To put it simply, SDRs are basically coupons that countries can then buy or sell with other countries for hard currency such as dollars, pounds, or euros, when they need immediate funds to acquire essential supplies and support their economies.
But a strange thing happens when SDRs are allocated — the wealthiest countries get the most, while the poorest countries get the least.
Why’s that? The IMF distributes these reserve assets to its 190 member countries in proportion to their IMF share and relative economic standing in the world economy. So richer countries get more SDRs, while poorer countries receive fewer.
The IMF's largest member is the US with SDRs worth about $118 billion, and the smallest member is Tuvalu, one of the smallest and poorest nations in the world, with an SDR quota of around $3.5 million. But Tuvalu is literally sinking in the fight against climate change and needs urgent support, now.
In other words, the countries that most need assistance get the least support from the IMF.
The last time SDRs were handed out was in August 2021, when the IMF released $650 billion to support the global economic recovery from the COVID-19 pandemic.

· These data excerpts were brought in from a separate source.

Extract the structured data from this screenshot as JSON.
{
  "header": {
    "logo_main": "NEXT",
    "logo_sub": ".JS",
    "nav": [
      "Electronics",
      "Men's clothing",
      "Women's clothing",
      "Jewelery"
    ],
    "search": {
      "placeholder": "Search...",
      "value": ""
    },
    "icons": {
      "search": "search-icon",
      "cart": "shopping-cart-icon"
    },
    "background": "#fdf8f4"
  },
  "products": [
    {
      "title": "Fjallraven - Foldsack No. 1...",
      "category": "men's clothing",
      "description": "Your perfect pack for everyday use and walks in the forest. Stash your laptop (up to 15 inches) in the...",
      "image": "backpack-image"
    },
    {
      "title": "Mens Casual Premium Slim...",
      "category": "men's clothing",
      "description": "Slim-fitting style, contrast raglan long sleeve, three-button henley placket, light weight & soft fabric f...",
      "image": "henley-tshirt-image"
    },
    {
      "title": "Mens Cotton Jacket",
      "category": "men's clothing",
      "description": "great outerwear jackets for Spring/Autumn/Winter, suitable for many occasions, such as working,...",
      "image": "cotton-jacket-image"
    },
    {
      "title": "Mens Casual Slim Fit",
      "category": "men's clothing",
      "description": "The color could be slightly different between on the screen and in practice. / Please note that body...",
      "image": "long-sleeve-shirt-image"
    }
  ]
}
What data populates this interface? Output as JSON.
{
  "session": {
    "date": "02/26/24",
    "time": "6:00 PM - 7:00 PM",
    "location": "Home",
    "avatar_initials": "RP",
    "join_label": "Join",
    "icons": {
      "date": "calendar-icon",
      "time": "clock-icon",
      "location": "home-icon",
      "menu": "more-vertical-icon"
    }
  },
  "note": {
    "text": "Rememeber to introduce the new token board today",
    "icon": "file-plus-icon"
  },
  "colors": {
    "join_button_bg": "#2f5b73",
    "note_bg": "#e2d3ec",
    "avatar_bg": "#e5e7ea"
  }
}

Of that $650 billion disbursed, G20 countries received a whopping $442.8 billion (68% of the total), while the poorest 44 countries received just $45.5 billion (7%) of the total.
Fortunately, there’s a way to remedy this inequity: wealthy countries are able to channel their SDRs to poorer ones. So richer countries that don’t need access to that financing can give them to countries that desperately do.
In the face of the immense impacts of the pandemic, organizations and campaigners are calling on wealthy countries to do exactly this, which is a form of aid that costs donating countries only a small annual interest rate. In fact, the global ambition set at the G20 in 2021 was to disperse $100 billion through the voluntary channeling of special drawing rights.
But that $100 billion target has not yet been met. As of February 2023, the total of reported combined pledges was around $87 billion.
While the COVID-19 pandemic had a colossal impact on economies worldwide, the ongoing economic and social impacts combined with the climate crisis have the potential to end the global economy. Full stop.
Urgent global financial reform is necessary and the reallocation of SDRs is an important part of that. You can support the call to ensure lower-income countries have the support they need to protect those most impacted by poverty and climate change by urging key governments to step up and reallocate their SDRs.